Bevor wir darauf eingehen, was genau eine Scorecast-Wette ist, sollten wir vielleicht erst einmal das Wort Scorecast erklären. Hierbei handelt es sich um ein englisches Wort, welches aus „Score“ (deut. Spielstand) und „Cast“ (deut. Besetzung) besteht. Zusammen bedeutet der Begriff nun, dass sowohl der Spielstand, als auch derjenige (mit Besetzung ist hier ein Spieler des Teams gemeint), der ihn erzielt, wichtig sind. Im Klartext: Es muss der Endstand der Partie und ein Schütze mit Spielstand getippt werden.

Scorecast-Wette im einfachen Überblick

Um die Scorecast-Wette am einfachsten erklären zu können, sollte ein Beispiel herangezogen werden. An diesem ist klar zu sehen, wann genau eine Wette aufgeht und wann sie als verloren zu werten ist.

Beispiel – Tipp: Schweinsteiger erzielt das 1:0 UND Bayern gewinnt 3:1 gegen Gladbach

Gewonnen ist die Wette nun dann, wenn Schweinsteiger das erste Tor der gesamten Partie erzielt und der FC Bayern München schlussendlich die gesamte Begegnung 3:1 gewinnt. Sollte jemand anderes das 1:0 erzielen oder der Endstand nicht exakt dem getippten Ergebnis entsprechen, gilt die gesamte Wette als verloren.

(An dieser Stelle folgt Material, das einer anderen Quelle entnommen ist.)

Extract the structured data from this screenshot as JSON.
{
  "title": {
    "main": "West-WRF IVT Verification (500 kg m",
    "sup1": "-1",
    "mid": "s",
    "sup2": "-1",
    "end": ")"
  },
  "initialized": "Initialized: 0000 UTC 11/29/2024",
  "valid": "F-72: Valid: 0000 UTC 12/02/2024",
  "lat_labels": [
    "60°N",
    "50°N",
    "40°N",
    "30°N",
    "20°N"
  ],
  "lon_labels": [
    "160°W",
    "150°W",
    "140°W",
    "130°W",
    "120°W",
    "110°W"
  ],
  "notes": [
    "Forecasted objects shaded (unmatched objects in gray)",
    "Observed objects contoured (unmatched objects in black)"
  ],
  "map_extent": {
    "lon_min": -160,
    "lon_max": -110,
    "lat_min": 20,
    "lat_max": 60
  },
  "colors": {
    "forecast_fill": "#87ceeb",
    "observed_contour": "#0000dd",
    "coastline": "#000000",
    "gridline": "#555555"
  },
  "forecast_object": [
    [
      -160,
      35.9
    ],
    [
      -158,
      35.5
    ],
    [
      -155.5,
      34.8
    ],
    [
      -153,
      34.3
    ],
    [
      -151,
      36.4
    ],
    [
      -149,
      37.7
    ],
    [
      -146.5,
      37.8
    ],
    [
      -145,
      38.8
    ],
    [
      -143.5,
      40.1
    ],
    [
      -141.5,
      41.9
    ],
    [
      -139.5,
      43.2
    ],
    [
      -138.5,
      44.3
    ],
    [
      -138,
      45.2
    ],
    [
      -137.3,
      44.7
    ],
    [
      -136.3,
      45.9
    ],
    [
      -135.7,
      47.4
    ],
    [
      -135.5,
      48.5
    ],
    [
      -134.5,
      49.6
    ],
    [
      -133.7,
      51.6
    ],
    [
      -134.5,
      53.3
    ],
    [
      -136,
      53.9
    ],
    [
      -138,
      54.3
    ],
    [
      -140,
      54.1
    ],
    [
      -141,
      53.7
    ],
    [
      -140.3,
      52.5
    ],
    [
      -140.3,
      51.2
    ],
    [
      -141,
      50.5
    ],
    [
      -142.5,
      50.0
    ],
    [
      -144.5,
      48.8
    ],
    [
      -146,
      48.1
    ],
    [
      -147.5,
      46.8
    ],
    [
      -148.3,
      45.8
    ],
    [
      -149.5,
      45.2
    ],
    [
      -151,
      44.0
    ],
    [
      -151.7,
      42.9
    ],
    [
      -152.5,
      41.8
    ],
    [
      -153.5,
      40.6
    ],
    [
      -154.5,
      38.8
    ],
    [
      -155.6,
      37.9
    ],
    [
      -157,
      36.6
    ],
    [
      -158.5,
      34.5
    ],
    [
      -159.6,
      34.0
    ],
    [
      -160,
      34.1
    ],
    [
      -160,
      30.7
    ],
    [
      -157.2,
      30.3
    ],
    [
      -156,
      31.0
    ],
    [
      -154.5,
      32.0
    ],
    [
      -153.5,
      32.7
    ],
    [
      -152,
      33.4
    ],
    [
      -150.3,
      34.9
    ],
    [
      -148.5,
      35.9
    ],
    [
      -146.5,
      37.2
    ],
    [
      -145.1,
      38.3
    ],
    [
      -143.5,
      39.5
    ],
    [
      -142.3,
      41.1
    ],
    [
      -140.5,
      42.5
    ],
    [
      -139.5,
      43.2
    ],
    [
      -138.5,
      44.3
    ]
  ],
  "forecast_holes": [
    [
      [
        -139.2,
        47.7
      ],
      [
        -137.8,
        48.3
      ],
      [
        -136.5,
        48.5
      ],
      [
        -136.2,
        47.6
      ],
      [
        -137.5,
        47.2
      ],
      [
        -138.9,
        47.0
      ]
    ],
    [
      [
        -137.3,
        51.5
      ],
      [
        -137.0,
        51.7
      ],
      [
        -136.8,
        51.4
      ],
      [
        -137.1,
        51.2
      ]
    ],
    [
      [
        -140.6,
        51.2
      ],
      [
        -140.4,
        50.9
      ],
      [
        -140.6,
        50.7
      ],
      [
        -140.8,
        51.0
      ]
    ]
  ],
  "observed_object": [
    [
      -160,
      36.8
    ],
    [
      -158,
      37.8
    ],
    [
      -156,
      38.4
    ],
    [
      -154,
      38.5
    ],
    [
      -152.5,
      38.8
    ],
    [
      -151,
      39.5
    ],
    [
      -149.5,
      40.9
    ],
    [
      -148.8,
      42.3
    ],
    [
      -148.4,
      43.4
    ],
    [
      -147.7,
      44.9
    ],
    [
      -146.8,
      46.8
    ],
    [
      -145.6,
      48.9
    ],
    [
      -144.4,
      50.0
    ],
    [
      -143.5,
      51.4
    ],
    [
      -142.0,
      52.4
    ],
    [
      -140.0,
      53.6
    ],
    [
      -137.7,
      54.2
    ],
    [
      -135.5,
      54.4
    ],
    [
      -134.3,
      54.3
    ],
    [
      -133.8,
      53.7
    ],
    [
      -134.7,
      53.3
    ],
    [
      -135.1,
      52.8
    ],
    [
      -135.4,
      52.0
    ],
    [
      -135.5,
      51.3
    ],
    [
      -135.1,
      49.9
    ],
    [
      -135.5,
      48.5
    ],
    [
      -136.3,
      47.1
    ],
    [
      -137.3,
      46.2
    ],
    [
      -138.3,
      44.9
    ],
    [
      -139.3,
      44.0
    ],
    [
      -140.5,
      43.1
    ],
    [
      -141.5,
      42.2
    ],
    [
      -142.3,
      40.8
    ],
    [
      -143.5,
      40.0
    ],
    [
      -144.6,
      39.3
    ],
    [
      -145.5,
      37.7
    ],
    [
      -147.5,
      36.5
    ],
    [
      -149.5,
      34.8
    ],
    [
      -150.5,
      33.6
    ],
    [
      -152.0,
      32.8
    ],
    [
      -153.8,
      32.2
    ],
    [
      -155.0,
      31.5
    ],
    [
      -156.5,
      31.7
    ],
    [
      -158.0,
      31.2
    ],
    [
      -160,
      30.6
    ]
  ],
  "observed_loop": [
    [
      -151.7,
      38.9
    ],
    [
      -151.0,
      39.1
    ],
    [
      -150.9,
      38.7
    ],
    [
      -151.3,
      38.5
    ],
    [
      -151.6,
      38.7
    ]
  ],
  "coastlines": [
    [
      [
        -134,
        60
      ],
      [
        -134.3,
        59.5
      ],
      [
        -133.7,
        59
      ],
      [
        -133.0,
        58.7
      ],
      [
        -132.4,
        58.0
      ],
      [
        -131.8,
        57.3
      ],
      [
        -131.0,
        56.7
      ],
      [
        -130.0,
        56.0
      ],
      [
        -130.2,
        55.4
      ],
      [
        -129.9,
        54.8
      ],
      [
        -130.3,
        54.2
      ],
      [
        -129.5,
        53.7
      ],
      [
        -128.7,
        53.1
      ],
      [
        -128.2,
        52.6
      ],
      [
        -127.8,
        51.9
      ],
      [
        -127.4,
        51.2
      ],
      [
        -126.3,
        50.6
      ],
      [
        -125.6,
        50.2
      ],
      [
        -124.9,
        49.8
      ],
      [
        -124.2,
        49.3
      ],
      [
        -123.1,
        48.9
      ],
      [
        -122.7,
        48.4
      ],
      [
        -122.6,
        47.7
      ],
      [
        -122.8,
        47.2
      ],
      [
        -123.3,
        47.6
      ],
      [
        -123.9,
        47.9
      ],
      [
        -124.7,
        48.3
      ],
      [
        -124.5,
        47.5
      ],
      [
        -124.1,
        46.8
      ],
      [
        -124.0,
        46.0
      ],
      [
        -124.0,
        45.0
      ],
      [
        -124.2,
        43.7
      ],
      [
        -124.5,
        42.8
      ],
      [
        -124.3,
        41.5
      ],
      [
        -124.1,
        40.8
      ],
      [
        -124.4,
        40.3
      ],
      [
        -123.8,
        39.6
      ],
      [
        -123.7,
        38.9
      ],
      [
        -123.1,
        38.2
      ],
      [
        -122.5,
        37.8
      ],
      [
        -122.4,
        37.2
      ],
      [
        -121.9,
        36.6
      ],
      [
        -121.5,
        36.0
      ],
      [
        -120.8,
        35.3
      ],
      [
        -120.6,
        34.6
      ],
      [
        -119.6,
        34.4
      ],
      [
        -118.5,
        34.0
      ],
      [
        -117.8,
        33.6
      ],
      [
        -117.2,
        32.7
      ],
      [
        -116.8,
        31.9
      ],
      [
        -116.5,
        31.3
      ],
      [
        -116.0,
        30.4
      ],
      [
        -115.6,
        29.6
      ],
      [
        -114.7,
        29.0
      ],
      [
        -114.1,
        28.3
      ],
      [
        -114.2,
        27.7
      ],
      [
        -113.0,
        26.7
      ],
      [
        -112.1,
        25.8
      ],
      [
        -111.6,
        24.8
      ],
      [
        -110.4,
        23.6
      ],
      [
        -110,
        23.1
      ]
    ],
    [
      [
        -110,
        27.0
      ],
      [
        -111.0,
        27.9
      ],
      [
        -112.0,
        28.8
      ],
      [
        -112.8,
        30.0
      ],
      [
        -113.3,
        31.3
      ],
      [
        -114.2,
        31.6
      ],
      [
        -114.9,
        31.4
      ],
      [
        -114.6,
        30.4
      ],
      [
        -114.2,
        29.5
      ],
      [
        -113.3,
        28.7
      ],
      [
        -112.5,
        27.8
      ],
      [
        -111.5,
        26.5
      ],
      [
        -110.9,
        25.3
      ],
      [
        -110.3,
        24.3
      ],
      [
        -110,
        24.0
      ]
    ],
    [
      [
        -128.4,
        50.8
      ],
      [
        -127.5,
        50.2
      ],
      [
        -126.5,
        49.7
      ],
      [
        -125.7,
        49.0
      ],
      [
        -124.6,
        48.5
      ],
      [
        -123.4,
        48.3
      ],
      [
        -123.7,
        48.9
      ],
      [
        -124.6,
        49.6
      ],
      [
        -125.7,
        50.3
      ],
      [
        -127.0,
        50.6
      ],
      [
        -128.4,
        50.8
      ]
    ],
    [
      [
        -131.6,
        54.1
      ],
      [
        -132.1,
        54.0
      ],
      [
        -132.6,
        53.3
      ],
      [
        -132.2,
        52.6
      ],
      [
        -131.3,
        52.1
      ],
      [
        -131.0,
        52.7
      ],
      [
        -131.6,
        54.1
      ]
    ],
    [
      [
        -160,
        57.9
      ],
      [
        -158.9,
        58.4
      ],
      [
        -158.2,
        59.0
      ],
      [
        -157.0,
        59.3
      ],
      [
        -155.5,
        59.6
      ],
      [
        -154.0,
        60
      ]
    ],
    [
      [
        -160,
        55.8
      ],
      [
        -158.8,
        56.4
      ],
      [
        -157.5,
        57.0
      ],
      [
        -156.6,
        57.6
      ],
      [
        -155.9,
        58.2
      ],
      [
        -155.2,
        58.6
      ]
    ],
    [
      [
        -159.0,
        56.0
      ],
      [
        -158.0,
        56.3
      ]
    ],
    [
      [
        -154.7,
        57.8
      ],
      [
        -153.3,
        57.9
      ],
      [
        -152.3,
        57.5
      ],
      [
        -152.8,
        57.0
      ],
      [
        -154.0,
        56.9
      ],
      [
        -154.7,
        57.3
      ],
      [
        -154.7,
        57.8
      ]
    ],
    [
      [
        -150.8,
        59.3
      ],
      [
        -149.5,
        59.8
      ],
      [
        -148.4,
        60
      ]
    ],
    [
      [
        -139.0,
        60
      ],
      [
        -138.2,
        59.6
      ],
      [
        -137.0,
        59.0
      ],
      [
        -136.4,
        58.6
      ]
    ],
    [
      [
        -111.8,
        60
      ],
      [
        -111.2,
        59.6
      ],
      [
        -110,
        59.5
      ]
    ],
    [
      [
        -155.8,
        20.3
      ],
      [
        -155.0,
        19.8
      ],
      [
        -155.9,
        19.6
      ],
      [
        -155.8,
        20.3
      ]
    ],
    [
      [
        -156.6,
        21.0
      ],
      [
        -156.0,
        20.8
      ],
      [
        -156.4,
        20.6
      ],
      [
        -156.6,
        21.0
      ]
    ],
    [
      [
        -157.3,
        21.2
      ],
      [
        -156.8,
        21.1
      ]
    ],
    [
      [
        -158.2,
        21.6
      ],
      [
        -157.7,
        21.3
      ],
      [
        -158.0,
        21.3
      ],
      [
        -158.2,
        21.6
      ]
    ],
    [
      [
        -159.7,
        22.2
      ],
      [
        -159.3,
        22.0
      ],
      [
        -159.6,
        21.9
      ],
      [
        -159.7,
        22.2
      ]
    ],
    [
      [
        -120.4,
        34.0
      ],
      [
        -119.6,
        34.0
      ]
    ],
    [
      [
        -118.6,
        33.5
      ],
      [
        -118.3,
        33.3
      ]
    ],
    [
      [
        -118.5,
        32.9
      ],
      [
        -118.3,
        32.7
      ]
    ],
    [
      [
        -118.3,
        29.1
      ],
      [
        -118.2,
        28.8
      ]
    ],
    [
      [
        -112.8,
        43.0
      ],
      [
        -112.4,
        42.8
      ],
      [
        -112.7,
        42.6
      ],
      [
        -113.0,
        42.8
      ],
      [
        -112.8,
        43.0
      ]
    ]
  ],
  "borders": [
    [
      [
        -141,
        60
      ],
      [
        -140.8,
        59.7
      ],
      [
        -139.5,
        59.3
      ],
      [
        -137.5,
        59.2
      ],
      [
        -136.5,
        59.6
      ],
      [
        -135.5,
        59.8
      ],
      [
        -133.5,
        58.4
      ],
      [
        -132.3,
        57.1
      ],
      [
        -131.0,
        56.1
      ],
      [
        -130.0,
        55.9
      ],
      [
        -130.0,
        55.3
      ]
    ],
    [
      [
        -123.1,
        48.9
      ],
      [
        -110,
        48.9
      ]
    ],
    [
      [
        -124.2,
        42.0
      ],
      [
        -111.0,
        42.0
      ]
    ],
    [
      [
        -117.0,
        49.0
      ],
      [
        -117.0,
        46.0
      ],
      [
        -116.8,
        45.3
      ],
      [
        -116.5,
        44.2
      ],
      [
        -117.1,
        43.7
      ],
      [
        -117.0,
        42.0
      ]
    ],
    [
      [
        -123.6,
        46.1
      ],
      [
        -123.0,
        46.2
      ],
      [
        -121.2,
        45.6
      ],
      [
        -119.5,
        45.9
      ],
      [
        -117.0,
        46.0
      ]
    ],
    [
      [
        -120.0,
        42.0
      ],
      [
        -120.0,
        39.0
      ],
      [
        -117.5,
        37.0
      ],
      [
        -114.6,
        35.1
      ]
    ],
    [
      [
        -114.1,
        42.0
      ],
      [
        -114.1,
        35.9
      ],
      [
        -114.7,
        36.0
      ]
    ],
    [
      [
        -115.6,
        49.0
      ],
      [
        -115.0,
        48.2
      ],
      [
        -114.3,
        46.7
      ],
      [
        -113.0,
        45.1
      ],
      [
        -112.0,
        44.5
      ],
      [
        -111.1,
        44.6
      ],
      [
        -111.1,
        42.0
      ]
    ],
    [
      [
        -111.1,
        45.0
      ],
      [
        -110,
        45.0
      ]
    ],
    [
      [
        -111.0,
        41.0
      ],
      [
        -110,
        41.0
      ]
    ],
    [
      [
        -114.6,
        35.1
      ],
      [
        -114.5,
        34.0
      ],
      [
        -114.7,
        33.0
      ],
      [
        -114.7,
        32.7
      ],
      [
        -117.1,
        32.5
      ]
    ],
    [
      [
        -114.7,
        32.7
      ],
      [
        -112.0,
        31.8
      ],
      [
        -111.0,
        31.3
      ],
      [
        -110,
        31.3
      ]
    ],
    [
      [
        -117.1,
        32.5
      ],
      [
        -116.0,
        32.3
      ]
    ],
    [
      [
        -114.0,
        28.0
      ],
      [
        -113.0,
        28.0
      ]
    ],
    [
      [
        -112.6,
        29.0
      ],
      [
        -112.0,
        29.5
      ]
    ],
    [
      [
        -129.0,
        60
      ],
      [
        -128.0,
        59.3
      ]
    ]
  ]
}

Wie so oft, zählt auch die Scorecast-Wette meist nur für die reguläre Spielzeit. Sollte es sich hier also um das Finale des DFB-Pokal handeln und das 3:1 kommt erst nach 120 Minuten zustande, dann gilt die Wette ebenfalls als verloren. Auch werten Wettanbieter teilweise nur die Startelf. Sollte Schweinsteiger daher erst in Minute 30 eingewechselt werden und dann das 1:0 erzielen, wäre die Wette trotzdem ungültig. Am besten, man informiert sich immer vorab über derartige Regelungen.

Wo kann eine Scorecast-Wette entdeckt werden?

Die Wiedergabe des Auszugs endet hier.